KUDUS – Komunitas sastra Gandrung Sastra kembali menunjukkan eksistensinya di dunia kesusastraan dan pertunjukan. Bertempat di Rumah Khalwat Balai Budaya Rejosari (RKBBR) Kudus, mereka sukses menggelar pementasan monolog dan bedah buku “Jabrik”, karya Arif Khilwa, pada Sabtu malam (14/6/2025).
Kegiatan ini menjadi penanda bangkitnya produktivitas Gandrung Sastra, komunitas asal Margoyoso, Pati, setelah cukup lama vakum dari panggung kesenian.
Pementasan dibuka dengan monolog yang dibawakan secara memikat oleh aktor Khoirun Nadzif, yang berperan sebagai tokoh utama, Jabrik. Penampilan monolog ini turut diiringi ilustrasi musik dari Aloeth, Putut, Haikal, dan Burhan, yang menambah atmosfer pertunjukan semakin kuat.
Melalui lakon Jabrik, penonton diajak menyelami kisah satire seputar Pemilihan Calon Legislatif. Sosok Jabrik digambarkan sebagai makelar politik yang akhirnya berpura-pura gila untuk menutupi kegagalannya dalam mengusung calon legislatif pilihannya.

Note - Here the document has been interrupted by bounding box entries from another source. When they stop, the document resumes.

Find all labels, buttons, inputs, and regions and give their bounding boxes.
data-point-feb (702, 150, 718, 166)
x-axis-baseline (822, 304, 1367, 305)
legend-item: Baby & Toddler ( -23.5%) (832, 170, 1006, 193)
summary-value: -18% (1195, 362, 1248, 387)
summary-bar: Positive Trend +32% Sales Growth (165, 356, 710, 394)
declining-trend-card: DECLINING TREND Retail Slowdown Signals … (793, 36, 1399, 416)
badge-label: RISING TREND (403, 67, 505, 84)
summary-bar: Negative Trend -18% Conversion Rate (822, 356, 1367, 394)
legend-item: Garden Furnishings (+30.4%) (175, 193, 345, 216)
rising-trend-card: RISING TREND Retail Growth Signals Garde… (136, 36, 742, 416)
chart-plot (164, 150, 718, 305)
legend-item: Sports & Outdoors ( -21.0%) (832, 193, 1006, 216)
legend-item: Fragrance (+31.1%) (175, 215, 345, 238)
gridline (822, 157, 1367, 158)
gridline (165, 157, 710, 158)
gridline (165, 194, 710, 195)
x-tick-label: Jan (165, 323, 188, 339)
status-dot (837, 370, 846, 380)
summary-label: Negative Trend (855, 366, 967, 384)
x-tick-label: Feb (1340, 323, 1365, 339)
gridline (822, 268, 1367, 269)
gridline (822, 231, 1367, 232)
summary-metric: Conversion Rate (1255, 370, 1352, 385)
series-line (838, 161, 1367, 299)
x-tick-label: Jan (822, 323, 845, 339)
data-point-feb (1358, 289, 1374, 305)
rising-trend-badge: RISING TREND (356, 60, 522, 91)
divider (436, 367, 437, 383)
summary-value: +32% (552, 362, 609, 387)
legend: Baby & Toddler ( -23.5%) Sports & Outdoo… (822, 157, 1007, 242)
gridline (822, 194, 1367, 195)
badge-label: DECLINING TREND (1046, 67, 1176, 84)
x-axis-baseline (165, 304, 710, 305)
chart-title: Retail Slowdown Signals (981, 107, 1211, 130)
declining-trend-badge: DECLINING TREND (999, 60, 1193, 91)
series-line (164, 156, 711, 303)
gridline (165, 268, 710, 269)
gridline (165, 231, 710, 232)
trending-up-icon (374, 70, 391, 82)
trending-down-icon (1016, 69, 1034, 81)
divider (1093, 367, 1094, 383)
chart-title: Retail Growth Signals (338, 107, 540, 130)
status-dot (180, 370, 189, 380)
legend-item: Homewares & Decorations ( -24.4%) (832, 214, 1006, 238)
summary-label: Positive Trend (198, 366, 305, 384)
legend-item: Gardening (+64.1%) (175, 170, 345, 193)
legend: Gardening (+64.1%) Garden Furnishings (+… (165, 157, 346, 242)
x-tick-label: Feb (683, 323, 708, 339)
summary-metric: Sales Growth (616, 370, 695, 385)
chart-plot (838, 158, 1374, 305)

Usai pementasan, acara dilanjutkan dengan sesi bedah buku. Dua narasumber dihadirkan sebagai pembedah, yakni Asa Jatmiko, tokoh kesenian asal Kudus, serta Septiana Wibowo, sastrawan dari Jepara. Keduanya memberikan pandangan mendalam terkait isi dan proses kreatif di balik buku “Jabrik”.
Dalam sesi tersebut, sang penulis Arif Khilwa menyampaikan keresahannya terhadap fenomena sosial-politik yang menjadi inspirasi karyanya. Diskusi dipandu oleh moderator Beni Dewa dan berlangsung hangat dengan antusiasme tinggi dari penonton.
“Konsep penggabungan buku dengan pementasan seperti ini adalah hal yang menarik dan segar. Kami, para pelaku seni, tentu sangat menyambutnya dengan antusias,” tutur Asa Jatmiko, yang juga merupakan pemilik penerbit Ini Ibu Budi, penerbit buku Jabrik.
Respon penonton pun beragam. Beberapa lebih menikmati sajian cerpen dalam bukunya, sementara lainnya lebih terbawa emosi lewat pementasan yang disajikan.
“Melalui Jabrik, kita belajar bahwa ide cerita sederhana di sekitar kita dapat dikembangkan menjadi narasi yang kuat dan mengejutkan,” ujar Septiana Wibowo, yang juga bertindak sebagai editor buku tersebut.
Arif Khilwa menambahkan, adaptasi karya sastra ke panggung pertunjukan adalah salah satu strategi untuk mendekatkan sastra kepada masyarakat.
“Alih wahana dari teks ke pentas menjadi jembatan agar masyarakat lebih tertarik, bahkan mencintai sastra itu sendiri,” pungkasnya.